The first thing to do is file a flight-plan. It’s best to ask a professional organization to prepare the flight-plan for you. While they do that, find yourself a co-pilot and a flight attendant, ideally someone who makes a good cup of coffee. After that, it’s time to buckle yourself in, put on your headset, and prepare to make one of the most common, yet technically astounding, journeys today.
After Teterboro clears you for take-off, it’s time to get in touch with Boston, who will transfer you to Moncton Center. They’ll be the ones to give you clearance for the North Atlantic, even if you’ve already received clearance for your route to Paris (and escargot). From there you’re passed to Gander Center, who decide which routes everyone gets. This is where it gets exciting — will you get the exact route you requested? Some altitudes are bumpier than others, and you don’t want turbulence to spill that cup of coffee all over your outfit. Maybe you get a different track than expected.
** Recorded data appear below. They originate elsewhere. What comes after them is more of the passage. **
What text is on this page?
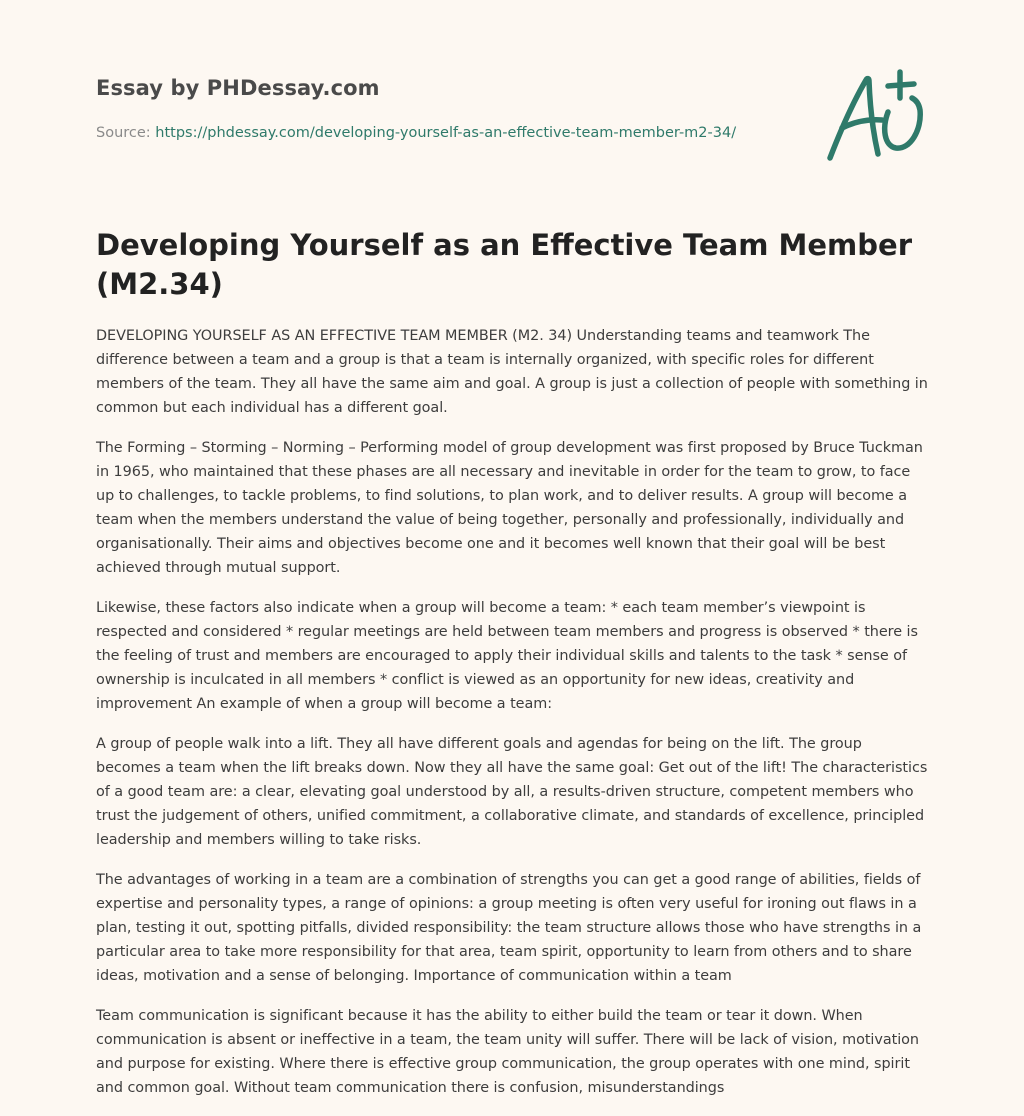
Essay by PHDessay.com
Source: https://phdessay.com/developing-yourself-as-an-effective-team-member-m2-34/
Developing Yourself as an Effective Team Member (M2.34)

DEVELOPING YOURSELF AS AN EFFECTIVE TEAM MEMBER (M2. 34) Understanding teams and teamwork The difference between a team and a group is that a team is internally organized, with specific roles for different members of the team. They all have the same aim and goal. A group is just a collection of people with something in common but each individual has a different goal.

The Forming – Storming – Norming – Performing model of group development was first proposed by Bruce Tuckman in 1965, who maintained that these phases are all necessary and inevitable in order for the team to grow, to face up to challenges, to tackle problems, to find solutions, to plan work, and to deliver results. A group will become a team when the members understand the value of being together, personally and professionally, individually and organisationally. Their aims and objectives become one and it becomes well known that their goal will be best achieved through mutual support.

Likewise, these factors also indicate when a group will become a team: * each team member’s viewpoint is respected and considered * regular meetings are held between team members and progress is observed * there is the feeling of trust and members are encouraged to apply their individual skills and talents to the task * sense of ownership is inculcated in all members * conflict is viewed as an opportunity for new ideas, creativity and improvement An example of when a group will become a team:

A group of people walk into a lift. They all have different goals and agendas for being on the lift. The group becomes a team when the lift breaks down. Now they all have the same goal: Get out of the lift! The characteristics of a good team are: a clear, elevating goal understood by all, a results-driven structure, competent members who trust the judgement of others, unified commitment, a collaborative climate, and standards of excellence, principled leadership and members willing to take risks.

The advantages of working in a team are a combination of strengths you can get a good range of abilities, fields of expertise and personality types, a range of opinions: a group meeting is often very useful for ironing out flaws in a plan, testing it out, spotting pitfalls, divided responsibility: the team structure allows those who have strengths in a particular area to take more responsibility for that area, team spirit, opportunity to learn from others and to share ideas, motivation and a sense of belonging. Importance of communication within a team

Team communication is significant because it has the ability to either build the team or tear it down. When communication is absent or ineffective in a team, the team unity will suffer. There will be lack of vision, motivation and purpose for existing. Where there is effective group communication, the group operates with one mind, spirit and common goal. Without team communication there is confusion, misunderstandings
The North Atlantic Organized Track System tidies up traffic flows across the Atlantic, creating lanes of traffic like a highway. Gander Oceanic is responsible for the tracks from east to west, and Shanwick Oceanic in Scotland manages the eastbound ones. Every day there are new tracks, and halfway through the day they switch direction. Without radar and as a major thoroughfare of global air travel, efficiently and precisely managing the North Atlantic is critical.
This is what allows the transatlantic traffic to flow smoothly every day, bringing vacationers and businesspeople and professional wanderers from the Old World to the New. If you look out the window, you’ll spot fellow flyers out over the clouds and serene water far below. Here everything is quiet, and the world seems very far away.
Across the Atlantic, that wide stretch of water whose crossing has always required pushing the limits of human ingenuity, you will have to check in with waypoints along the way.
After some contemplation on the human condition, it’s time to get in touch with Shanwick. Shanwick is a combination of two sets of transmitters, one in Shannon, Ireland, and one in Prestwick, Scotland. They will guide you across the Atlantic and to Paris. Maybe you’ll catch the sunrise, and you’ll remember what a big place the world is. In a bubble of your own, the vicissitudes of terrestrial concerns will pass you by.
Pilots who have made this journey thousands of times say it remains a special and rewarding experience. With the Northern Lights, and the Greenland icecap, and the stars and the glittering sheet of water below, it reminds us how much more of the world there is to see.
Enjoy your croissant and cafe au lait. And then, it’s time for the next adventure.